Executes Panaroo inside a Docker container on genome annotation files prepared by genomeList(). The function can optionally split input genomes into batches, runs Panaroo with strict cleaning and clustering options, and returns the results of each batch execution.

.runPanaroo(
  duckdb_path = "data/{Bug}/{Bug}.duckdb",
  output_path = "data/{Bug}/",
  core_threshold = 0.9,
  len_dif_percent = 0.95,
  cluster_threshold = 0.95,
  family_seq_identity = 0.5,
  threads = 8,
  split_jobs = FALSE
)

Arguments

duckdb_path

A path to the DuckDB database containing the "files" table.

output_path

Character scalar. Base directory for Panaroo outputs and temporary files.

core_threshold

Numeric. Core genome threshold for Panaroo (--core_threshold). Default 0.90.

len_dif_percent

Numeric.

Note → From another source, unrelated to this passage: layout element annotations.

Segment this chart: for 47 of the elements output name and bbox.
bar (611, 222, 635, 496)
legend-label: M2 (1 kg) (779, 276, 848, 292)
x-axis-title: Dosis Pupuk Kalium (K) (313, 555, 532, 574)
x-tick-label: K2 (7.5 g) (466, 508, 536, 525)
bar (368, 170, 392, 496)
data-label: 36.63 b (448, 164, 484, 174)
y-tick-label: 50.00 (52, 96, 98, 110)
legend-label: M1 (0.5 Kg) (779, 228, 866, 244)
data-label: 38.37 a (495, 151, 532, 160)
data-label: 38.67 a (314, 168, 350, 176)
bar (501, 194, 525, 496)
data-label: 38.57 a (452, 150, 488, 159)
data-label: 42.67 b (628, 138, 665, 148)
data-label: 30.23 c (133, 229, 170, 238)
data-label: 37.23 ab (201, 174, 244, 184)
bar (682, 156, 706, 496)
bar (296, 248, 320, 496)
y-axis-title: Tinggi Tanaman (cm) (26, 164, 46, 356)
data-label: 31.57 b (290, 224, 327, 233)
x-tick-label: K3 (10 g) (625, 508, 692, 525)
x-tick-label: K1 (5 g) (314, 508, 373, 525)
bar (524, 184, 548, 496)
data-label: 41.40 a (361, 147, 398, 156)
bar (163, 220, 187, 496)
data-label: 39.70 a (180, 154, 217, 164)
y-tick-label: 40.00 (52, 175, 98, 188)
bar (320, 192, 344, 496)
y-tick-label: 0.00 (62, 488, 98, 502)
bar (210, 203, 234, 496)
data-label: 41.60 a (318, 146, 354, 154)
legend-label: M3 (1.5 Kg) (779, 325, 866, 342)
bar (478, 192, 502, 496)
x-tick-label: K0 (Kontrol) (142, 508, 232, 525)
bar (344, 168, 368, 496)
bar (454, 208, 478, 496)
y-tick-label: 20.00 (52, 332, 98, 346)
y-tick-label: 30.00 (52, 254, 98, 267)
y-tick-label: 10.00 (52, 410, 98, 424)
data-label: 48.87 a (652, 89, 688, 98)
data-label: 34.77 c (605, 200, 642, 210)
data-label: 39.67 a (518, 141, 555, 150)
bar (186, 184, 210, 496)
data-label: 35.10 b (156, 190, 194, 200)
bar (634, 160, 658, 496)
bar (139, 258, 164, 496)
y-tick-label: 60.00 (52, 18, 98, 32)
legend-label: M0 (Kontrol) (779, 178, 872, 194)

Length difference percentage (--len_dif_percent). Default 0.95.

cluster_threshold

Numeric. Sequence identity threshold (--threshold). Default 0.95.

family_seq_identity

Numeric. Gene family clustering identity (-f). Default 0.5.

threads

Integer. Number of threads for Panaroo and parallel execution. Default 8.

split_jobs

Logical. If TRUE, split into multiple smaller pangenome generation jobs that can be merged by .mergePanaroo(). If FALSE, all isolates in one run.

Value

A list of results for each Panaroo batch in its output directory.

Details

  • Panaroo uses: --clean-mode strict, --merge_paralogs, --remove-invalid-genes.

  • Temporary genome file lists are created in output_path.

  • Output directories are named panaroo_out_<timestamp> under output_path.